Statistical physics models: AMP algorithms solve mean-field and TAP equations in spin glasses, inference in stochastic block models, and dynamics of complex random systems (0911.4219, Dudeja et al., 2022).
Multi-processor and distributed inference: Specialized AMP variants operate in row- and column-partitioned data settings, with state evolution characterizing their behavior under both lossless and lossy message-passing architectures (Zhu et al., 2017).
Matrix and tensor inference: AMP-based algorithms provide efficient, SE-tracked solutions to matrix/tensor decomposition, mixed regression, and contextual clustering problems under both symmetric and non-symmetric observation models (Tan et al., 2023, Rossetti et al., 2023).
Noisy linear models (GLMs): GAMP extends AMP to generalized linear models, supporting phase retrieval and logistic regression with precise asymptotic characterizations (Mondelli et al., 2020).

Recent work demonstrates that the entire class of low-degree AMP algorithms can be efficiently simulated by semidefinite programs (SDPs) under principled hierarchies (local statistics, SoS), even in the presence of certain adversarial perturbations (Ivkov et al., 2023).
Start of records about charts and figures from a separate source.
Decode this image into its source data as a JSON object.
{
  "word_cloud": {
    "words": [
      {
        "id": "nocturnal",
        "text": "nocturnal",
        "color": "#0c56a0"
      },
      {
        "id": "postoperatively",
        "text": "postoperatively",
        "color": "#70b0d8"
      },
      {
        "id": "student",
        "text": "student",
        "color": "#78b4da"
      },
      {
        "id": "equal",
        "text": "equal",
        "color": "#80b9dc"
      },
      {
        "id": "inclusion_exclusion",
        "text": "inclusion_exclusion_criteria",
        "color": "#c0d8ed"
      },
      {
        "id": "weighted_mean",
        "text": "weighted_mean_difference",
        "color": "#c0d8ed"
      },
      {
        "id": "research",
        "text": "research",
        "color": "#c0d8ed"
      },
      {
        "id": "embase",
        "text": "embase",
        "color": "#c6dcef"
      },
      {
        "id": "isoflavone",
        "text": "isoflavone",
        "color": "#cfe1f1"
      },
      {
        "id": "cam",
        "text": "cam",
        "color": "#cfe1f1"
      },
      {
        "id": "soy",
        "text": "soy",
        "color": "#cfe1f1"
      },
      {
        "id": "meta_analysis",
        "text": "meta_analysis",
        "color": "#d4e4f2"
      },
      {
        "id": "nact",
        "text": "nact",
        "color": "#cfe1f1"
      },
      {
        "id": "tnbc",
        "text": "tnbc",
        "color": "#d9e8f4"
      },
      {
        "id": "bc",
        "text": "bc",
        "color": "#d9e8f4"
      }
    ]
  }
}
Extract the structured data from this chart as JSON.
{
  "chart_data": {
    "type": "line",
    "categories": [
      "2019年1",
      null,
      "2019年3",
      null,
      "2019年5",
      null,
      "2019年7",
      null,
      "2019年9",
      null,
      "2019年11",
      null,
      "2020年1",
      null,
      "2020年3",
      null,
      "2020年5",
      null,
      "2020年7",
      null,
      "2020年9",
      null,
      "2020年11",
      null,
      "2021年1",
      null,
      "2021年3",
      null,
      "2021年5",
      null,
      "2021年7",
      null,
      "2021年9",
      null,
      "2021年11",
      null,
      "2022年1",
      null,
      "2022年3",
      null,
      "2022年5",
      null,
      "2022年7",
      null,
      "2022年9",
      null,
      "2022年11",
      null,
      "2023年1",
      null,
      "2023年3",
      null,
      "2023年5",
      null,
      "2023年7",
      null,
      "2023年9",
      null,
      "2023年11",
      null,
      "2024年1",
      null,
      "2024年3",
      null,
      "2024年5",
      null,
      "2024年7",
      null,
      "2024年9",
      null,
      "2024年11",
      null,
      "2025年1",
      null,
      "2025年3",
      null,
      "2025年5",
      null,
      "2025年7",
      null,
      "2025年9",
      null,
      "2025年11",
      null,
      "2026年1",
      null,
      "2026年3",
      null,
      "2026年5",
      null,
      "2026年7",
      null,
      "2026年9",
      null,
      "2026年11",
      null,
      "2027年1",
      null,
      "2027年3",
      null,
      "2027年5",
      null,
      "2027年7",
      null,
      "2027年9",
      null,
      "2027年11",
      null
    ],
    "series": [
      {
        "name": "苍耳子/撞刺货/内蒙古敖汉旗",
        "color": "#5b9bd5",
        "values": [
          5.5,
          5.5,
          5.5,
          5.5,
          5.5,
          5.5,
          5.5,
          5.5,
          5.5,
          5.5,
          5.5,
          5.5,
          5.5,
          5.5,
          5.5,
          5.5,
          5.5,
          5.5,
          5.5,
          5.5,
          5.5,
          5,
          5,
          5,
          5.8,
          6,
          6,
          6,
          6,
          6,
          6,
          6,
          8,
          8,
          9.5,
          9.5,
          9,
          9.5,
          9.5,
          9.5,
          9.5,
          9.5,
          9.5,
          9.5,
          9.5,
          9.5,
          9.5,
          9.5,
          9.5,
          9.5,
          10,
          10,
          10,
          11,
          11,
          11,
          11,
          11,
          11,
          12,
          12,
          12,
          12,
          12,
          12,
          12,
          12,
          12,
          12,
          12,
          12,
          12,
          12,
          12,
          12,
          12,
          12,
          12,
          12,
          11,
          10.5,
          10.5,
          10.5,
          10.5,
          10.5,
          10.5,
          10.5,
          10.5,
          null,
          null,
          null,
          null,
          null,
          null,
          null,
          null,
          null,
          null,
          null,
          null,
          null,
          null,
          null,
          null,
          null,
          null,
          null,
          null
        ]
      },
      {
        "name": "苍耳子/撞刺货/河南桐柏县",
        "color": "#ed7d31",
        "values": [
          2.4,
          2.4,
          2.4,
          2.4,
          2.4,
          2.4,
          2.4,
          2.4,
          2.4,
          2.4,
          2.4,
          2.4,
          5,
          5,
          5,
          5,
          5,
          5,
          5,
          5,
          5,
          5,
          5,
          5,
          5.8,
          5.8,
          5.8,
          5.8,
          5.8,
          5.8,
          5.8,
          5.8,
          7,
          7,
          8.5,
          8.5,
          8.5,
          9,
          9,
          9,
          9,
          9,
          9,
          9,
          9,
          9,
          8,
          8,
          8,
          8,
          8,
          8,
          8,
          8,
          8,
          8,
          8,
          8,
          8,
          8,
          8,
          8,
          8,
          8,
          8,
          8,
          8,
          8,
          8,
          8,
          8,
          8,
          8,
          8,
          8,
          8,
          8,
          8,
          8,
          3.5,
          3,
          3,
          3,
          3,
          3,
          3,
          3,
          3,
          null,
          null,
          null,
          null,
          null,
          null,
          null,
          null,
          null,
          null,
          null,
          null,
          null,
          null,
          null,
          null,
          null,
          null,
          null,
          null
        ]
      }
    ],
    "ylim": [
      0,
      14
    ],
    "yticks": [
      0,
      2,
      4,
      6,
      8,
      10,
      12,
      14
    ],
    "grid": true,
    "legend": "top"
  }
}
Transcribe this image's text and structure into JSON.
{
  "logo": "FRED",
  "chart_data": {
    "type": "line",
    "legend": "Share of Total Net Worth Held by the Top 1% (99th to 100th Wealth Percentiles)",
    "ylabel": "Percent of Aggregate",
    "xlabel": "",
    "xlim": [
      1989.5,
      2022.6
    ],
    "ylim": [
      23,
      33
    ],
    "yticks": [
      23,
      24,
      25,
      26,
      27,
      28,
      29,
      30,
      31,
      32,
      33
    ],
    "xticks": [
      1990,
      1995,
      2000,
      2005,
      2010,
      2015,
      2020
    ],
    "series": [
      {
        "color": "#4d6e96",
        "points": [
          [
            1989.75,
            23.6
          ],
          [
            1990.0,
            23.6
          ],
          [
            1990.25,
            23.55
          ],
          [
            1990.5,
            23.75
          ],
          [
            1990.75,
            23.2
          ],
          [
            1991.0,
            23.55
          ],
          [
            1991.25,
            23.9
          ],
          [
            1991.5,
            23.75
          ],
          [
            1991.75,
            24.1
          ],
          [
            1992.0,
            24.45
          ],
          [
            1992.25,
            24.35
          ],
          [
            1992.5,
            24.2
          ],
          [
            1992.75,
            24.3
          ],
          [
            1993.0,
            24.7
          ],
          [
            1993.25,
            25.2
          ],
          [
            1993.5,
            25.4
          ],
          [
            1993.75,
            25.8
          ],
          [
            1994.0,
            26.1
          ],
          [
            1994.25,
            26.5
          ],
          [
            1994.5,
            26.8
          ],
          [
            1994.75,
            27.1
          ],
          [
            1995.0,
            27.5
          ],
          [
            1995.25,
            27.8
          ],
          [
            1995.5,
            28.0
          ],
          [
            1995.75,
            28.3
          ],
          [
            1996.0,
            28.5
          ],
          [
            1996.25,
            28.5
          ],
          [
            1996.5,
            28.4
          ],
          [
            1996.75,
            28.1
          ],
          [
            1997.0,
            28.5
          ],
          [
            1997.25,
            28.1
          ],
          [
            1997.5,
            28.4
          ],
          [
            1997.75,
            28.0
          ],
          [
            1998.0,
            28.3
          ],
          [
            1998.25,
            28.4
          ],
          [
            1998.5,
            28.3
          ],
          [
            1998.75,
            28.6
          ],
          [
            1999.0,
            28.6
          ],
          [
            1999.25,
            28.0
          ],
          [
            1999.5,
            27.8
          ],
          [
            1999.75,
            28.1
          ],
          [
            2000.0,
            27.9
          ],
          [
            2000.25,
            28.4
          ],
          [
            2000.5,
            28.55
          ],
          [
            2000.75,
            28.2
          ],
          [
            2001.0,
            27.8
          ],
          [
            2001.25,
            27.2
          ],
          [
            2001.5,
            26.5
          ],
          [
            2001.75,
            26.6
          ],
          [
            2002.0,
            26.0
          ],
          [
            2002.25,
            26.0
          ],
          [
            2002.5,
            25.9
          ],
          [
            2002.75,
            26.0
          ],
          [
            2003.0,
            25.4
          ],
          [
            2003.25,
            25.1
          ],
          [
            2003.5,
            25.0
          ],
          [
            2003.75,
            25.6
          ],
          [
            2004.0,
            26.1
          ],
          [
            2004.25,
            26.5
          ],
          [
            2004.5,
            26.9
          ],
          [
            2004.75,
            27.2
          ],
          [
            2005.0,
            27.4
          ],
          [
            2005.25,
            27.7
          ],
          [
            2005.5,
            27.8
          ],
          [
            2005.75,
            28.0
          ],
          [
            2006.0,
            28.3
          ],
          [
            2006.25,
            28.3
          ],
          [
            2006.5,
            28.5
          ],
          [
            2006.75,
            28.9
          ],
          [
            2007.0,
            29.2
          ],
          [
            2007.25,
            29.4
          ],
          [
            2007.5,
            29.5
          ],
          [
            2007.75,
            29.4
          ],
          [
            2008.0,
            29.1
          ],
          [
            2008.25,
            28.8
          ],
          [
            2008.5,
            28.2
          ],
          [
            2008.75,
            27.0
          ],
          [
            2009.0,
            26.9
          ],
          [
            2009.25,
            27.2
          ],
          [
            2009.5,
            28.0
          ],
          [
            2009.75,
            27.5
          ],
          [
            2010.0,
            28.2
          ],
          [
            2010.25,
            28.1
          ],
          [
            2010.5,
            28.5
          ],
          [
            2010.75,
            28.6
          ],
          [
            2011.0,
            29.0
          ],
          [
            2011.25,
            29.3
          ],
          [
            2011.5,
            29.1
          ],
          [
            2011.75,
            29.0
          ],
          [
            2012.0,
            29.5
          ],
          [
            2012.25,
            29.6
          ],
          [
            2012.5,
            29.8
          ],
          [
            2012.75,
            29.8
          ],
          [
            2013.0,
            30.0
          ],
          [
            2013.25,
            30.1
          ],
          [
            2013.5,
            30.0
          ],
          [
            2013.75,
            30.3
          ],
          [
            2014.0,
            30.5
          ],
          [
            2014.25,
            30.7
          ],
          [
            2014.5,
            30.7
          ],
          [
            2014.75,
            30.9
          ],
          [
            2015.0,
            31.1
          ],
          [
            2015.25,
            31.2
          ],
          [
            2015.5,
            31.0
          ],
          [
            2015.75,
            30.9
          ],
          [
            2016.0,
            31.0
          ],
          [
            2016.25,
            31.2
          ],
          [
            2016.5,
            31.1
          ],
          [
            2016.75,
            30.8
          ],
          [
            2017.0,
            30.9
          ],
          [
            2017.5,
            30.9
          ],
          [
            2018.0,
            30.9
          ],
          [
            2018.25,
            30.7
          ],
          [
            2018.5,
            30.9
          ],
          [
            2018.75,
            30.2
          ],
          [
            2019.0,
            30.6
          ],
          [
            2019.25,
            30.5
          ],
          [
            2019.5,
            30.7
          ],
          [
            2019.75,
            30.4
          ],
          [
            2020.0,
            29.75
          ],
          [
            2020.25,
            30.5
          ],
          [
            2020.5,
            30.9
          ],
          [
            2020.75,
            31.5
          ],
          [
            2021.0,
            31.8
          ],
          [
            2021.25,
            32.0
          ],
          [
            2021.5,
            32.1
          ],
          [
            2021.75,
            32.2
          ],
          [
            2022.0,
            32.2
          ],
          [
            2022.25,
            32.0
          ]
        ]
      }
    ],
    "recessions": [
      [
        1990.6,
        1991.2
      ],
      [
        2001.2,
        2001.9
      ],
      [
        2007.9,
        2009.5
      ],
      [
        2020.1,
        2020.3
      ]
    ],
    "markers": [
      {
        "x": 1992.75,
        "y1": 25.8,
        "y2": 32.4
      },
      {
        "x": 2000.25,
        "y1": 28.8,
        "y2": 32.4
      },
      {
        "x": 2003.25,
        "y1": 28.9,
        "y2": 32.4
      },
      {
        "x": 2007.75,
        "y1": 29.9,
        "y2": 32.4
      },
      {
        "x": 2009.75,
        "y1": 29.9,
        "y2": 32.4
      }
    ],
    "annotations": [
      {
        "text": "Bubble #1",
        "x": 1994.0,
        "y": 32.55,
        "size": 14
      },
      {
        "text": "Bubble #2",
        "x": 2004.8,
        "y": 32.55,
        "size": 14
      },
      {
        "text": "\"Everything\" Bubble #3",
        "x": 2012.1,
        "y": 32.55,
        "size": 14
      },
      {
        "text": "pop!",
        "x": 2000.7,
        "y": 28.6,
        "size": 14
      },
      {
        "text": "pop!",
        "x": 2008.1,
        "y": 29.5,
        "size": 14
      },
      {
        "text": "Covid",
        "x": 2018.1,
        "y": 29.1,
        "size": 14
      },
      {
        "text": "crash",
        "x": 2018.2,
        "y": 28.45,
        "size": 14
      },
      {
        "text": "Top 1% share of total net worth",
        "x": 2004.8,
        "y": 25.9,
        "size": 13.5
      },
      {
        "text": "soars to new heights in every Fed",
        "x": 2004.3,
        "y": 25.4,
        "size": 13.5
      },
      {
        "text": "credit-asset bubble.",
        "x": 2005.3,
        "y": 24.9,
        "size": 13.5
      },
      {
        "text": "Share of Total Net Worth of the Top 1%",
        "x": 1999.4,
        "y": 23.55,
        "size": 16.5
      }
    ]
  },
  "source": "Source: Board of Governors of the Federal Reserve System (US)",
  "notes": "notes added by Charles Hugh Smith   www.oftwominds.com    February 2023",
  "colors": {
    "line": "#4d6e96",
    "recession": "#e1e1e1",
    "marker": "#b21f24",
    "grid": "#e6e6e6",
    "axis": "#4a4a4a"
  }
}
7. Outlook and Future Directions

AMP's analytical tractability and empirical performance underpin its ongoing relevance in high-dimensional inference and statistical learning. Key directions include:

Extensions to deeper, learned, or adaptive denoisers: Incorporating neural and deep generative priors for signal models beyond hand-specified distributions (Tramel et al., 2015).
Dynamical and non-stationary models: Developing state evolution for time-varying or "online" AMP variants (Gueddari et al., 26 Mar 2025).
Statistical–computational gaps and phase transitions: Precisely delineating where AMP achieves Bayes-optimality and where algorithmic inapproximability arises.
Universality and robustness: Expanding rigorous theory to further classes and practical randomness/non-randomness in high-dimensional designs (Dudeja et al., 2022, Gueddari et al., 26 Mar 2025).
Robustness via convex relaxations: Bridging AMP and SDP/information-theoretic algorithms for robust, certifiable reconstruction under adversarial perturbations (Ivkov et al., 2023).

AMP thus forms a central thread through contemporary research in high-dimensional inference, blending insights from probability, statistical physics, convex optimization, and machine learning (0911.4219, Ma et al., 2017, Rush et al., 2016, Rangan et al., 2016, Liu et al., 2022, Gueddari et al., 26 Mar 2025, Ivkov et al., 2023).